Flying High with Jet Fighter's Acceleration

Have you ever wondered about the acceleration of a skilled jet fighter flying a stunt plane?

What is the jet fighter's acceleration at the highest point and lowest point while flying in a vertical circle of 1200 ft radius at a constant speed of 140 mi/h?

Calculating Jet Fighter's Acceleration

At the highest point:

The jet fighter's acceleration is 17.56 ft/s².

At the lowest point:

The jet fighter's acceleration is 35.12 ft/s².

Understanding the Jet Fighter's Acceleration

When a skilled jet fighter flies a stunt plane in a vertical circle with a radius of 1200 ft at a constant speed of 140 mi/h, we can calculate the acceleration at the highest and lowest points of the circle.

At the highest point, which is 2400 ft above the ground, the jet fighter's acceleration is 17.56 ft/s². This acceleration is determined by the formula for centripetal acceleration in a circular path: ac = v²/r.

Substituting the values of velocity (v = 205.3 ft/s) and radius (r = 1200 ft) into the formula, we get ac = (205.3)²/2400 = 17.56 ft/s².
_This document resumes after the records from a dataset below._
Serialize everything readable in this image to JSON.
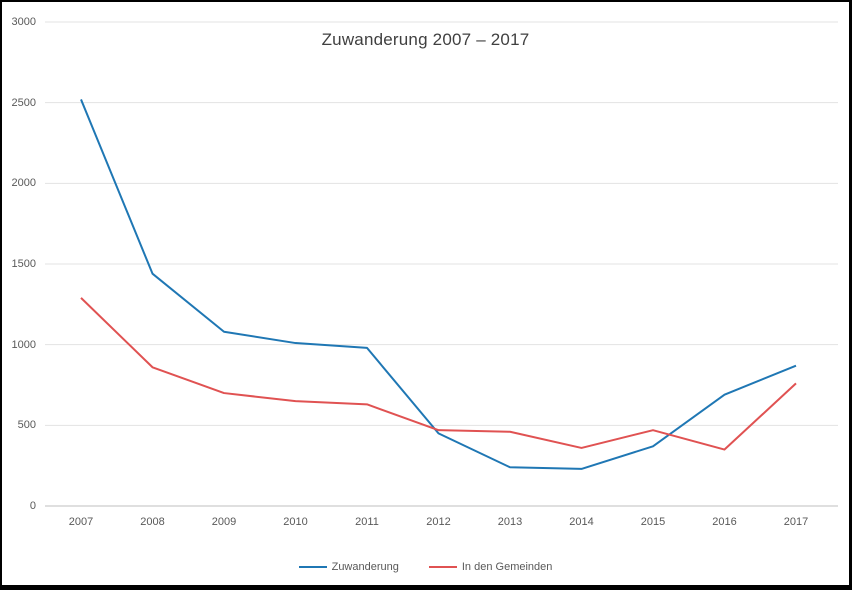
{
  "chart_data": {
    "type": "line",
    "title": "Zuwanderung 2007 – 2017",
    "categories": [
      "2007",
      "2008",
      "2009",
      "2010",
      "2011",
      "2012",
      "2013",
      "2014",
      "2015",
      "2016",
      "2017"
    ],
    "series": [
      {
        "name": "Zuwanderung",
        "color": "#1f77b4",
        "values": [
          2520,
          1440,
          1080,
          1010,
          980,
          450,
          240,
          230,
          370,
          690,
          870
        ]
      },
      {
        "name": "In den Gemeinden",
        "color": "#e05252",
        "values": [
          1290,
          860,
          700,
          650,
          630,
          470,
          460,
          360,
          470,
          350,
          760
        ]
      }
    ],
    "xlabel": "",
    "ylabel": "",
    "ylim": [
      0,
      3000
    ],
    "ytick_step": 500,
    "grid": "horizontal",
    "gridline_color": "#e3e3e3",
    "axis_line_color": "#bfbfbf",
    "legend_position": "bottom"
  }
}
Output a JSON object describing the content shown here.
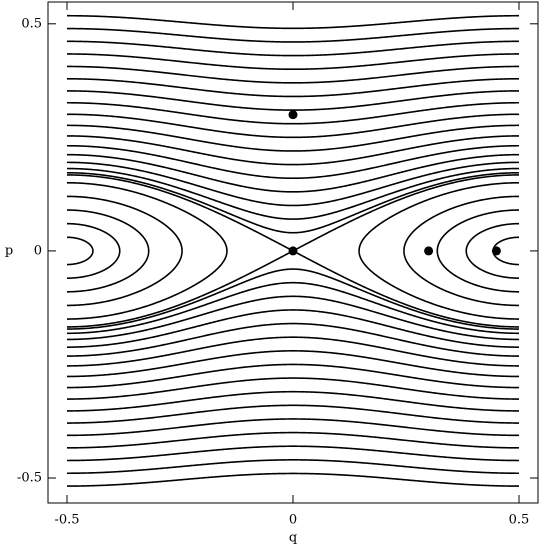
{
  "chart_data": {
    "type": "phase",
    "xlabel": "q",
    "ylabel": "p",
    "xlim": [
      -0.542,
      0.542
    ],
    "ylim": [
      -0.555,
      0.548
    ],
    "xticks": [
      -0.5,
      0,
      0.5
    ],
    "yticks": [
      -0.5,
      0,
      0.5
    ],
    "potential_amplitude": 0.007,
    "trajectories": {
      "color": "#000000",
      "levels": [
        -0.00655,
        -0.0052,
        -0.00295,
        0.0002,
        0.00425,
        0.007,
        0.0078,
        0.00945,
        0.012,
        0.01545,
        0.0198,
        0.02505,
        0.0312,
        0.03825,
        0.0462,
        0.05505,
        0.0648,
        0.07545,
        0.087,
        0.09945,
        0.1128,
        0.12705
      ]
    },
    "points": {
      "color": "#000000",
      "x": [
        0,
        0,
        0.3,
        0.45
      ],
      "y": [
        0.3,
        0,
        0,
        0
      ]
    }
  }
}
At the lowest point, which is 1200 ft above the ground, the jet fighter's acceleration is 35.12 ft/s². Substituting the same values into the formula, we get ac = (205.3)²/1200 = 35.12 ft/s².

These calculations show the difference in acceleration experienced by the jet fighter at different points in the circular path. Despite flying at a constant speed, the acceleration varies due to the changing direction of motion in the vertical circle.